After shutting down all ‘non-essential’ businesses, Wolf issued a set of guidelines that determine which businesses or enterprises were permitted to remain open via a novel waiver process which many have decried as non-transparent from the state house to main street.
And while small businesses like greenhouses and community celebrations among family and friends continue to be outlawed, Wolf’s administration has allowed transnational “big box stores” from Walmart to Lowes to remain open.
“People are dying,” Dinniman said, demanding action be taken to protect the people living in nursing homes.
“Challenge the governor,” Dinniman told Comitta during the open forum public event at Everhart Park on Thursday.
Dinniman gave an impassioned speech calling for immediate action to allow small business enterprises in southeastern Pennsylvania to reopen from dog groomers to barber shops.
He said the focus should be on combating COVID-19 where it is hitting people most — in Chester County’s nursing homes.
Of the 274 confirmed or probable COVID-19 deaths reported in Chester County, 229 were residents of longterm care facilities. This means 83 percent of all COVID-19-related
deaths in Chester County occurred at nursing homes, as previously reported by the Daily Local News.
Nursing homes have been under strict isolation policies since early March, however the state mandated public long-term care facilities take-in patients with
COVID-19 since the onset of the pandemic.
People willingly shut down their businesses in March to protect society’s ‘most vulnerable’ yet they are the ones who have suffered the most.
“I just don’t have any patience anymore as people die,” Dinniman said. “We have a responsibility.”
Barber shops and hair salons, like private and public schools, were mandated by the state to close down as announced by Wolf during a live press conference on March 13, the same day President Donald Trump declared a national emergency in an attempt to combat the arrival of COVID-19 to American soil.

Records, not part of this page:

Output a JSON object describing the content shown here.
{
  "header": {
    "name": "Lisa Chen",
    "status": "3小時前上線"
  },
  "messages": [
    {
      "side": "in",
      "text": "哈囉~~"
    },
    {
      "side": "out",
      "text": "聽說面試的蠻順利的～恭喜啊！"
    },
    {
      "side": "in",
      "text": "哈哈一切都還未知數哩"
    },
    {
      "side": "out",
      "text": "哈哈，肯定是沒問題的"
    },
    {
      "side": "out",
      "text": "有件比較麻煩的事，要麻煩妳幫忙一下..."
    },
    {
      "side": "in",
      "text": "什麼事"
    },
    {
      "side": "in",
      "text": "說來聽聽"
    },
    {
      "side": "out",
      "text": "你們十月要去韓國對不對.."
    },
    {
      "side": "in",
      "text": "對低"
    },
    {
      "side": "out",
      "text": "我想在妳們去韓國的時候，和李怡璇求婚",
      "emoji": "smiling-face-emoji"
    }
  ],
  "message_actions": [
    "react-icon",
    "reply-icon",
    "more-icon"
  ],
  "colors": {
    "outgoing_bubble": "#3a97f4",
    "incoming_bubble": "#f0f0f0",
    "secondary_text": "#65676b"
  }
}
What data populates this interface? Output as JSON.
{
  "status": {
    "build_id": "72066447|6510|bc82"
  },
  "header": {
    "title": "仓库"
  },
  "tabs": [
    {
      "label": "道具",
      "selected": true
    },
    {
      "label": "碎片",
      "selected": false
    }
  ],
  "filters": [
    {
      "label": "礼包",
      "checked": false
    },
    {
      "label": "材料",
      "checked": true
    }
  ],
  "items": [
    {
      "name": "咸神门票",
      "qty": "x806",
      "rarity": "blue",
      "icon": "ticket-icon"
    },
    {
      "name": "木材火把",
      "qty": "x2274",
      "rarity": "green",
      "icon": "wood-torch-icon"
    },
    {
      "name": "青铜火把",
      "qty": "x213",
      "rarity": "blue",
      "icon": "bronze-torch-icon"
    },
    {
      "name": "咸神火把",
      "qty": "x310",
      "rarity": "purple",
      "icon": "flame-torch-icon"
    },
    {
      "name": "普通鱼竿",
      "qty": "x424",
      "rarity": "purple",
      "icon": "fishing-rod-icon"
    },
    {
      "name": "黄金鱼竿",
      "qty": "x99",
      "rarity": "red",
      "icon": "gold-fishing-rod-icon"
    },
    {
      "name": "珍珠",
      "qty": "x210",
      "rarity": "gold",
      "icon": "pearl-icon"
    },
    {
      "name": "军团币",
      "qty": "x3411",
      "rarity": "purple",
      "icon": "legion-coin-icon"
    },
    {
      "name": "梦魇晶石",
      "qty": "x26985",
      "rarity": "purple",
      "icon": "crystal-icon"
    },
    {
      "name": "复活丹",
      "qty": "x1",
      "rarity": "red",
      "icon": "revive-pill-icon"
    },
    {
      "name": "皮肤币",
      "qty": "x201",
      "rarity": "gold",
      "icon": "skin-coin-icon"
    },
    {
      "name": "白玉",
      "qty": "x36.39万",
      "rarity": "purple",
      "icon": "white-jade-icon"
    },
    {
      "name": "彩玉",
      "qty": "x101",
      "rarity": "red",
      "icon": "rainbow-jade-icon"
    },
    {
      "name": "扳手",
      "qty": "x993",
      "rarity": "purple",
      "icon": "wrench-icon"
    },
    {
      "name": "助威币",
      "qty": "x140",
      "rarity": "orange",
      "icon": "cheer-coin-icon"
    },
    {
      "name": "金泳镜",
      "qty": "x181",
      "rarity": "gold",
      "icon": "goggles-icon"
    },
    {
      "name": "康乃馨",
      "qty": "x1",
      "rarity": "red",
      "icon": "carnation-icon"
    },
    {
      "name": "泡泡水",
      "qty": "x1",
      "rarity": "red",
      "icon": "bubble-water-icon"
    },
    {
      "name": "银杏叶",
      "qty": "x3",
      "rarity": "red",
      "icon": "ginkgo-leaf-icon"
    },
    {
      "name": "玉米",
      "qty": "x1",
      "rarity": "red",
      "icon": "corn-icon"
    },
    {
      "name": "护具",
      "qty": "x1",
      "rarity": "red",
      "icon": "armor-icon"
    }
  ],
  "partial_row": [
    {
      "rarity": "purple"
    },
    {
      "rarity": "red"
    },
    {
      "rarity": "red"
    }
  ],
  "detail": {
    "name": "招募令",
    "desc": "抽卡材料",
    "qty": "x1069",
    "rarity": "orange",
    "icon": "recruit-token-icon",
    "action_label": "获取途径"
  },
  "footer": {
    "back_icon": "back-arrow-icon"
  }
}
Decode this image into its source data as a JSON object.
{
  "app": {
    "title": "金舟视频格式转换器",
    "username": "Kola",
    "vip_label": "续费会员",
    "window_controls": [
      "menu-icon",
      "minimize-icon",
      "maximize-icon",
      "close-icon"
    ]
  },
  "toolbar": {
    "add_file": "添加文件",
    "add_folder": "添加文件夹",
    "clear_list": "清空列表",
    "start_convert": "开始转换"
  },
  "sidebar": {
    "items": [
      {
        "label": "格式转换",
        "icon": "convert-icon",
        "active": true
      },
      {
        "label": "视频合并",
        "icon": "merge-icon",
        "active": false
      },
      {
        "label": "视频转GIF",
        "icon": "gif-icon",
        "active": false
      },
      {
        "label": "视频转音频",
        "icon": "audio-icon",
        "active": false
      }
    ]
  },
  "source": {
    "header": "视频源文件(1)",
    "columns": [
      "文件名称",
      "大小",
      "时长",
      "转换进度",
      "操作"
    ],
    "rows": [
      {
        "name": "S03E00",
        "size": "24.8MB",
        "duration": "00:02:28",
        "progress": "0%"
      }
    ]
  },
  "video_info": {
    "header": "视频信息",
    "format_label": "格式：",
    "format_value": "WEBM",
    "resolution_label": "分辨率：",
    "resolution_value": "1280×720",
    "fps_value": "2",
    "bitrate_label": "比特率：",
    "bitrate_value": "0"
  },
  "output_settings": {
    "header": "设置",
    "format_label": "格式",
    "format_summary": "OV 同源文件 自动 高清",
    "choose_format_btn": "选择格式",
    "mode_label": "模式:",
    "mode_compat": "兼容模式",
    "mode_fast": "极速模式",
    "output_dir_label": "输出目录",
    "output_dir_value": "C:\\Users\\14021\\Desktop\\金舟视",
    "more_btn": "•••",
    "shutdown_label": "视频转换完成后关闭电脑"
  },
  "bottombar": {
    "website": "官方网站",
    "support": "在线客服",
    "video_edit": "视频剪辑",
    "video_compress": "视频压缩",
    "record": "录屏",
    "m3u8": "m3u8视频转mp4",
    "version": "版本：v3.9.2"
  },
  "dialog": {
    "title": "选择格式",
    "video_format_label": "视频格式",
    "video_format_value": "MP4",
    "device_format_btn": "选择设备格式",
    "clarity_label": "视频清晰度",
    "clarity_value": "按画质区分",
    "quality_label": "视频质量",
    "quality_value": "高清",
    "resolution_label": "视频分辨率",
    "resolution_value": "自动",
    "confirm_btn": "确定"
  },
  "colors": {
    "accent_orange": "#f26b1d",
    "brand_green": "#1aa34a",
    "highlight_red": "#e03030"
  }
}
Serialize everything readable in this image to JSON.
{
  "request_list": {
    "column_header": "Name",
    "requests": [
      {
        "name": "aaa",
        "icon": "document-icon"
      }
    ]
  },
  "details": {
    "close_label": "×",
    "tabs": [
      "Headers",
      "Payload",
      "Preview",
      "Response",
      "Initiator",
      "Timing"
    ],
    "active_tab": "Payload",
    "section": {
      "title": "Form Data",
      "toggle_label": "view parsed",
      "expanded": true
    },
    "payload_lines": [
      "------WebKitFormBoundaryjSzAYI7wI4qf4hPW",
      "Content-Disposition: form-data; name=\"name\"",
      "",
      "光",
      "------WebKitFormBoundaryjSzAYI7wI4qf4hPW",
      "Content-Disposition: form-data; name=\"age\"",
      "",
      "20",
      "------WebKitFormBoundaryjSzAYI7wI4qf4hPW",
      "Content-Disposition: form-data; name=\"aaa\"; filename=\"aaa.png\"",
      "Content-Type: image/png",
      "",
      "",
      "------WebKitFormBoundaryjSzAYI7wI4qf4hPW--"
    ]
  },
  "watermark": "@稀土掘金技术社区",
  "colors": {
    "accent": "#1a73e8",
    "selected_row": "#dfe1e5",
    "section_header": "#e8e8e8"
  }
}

At Thursday’s protest, citizens asked Comitta to put their wishes ahead of the governor’s agenda to keep Chester County closed.
During the last 70 days, Pennsylvania has experienced a score of changes. As of April 18, the state Department of Health mandated all citizens wear masks when entering “life-sustaining” stores including Wawa and Walmart. Yet, thousands of businesses, by industry deemed ‘non-essential’ according to the governor, remain closed.
“We’re making decisions based on the best information we have,” Wolf said during a media-only phone conference on Thursday afternoon.
Protesters at Everhart Park on Thursday said no matter what they shall reopen for business on June 4, the day the governor’s ongoing emergency order is up again for review. As governor, Wolf has the power to extend his initial emergency order mandates for up to 90 days after first declared in the commonwealth.
Elsewhere in the greater Philly region, Delaware County business owner Nichole Missino defied the governor earlier this week. She practiced civil disobedience by reopening her small business, Giovanni’s Media Barber Shop on Olive Street, back up to the community.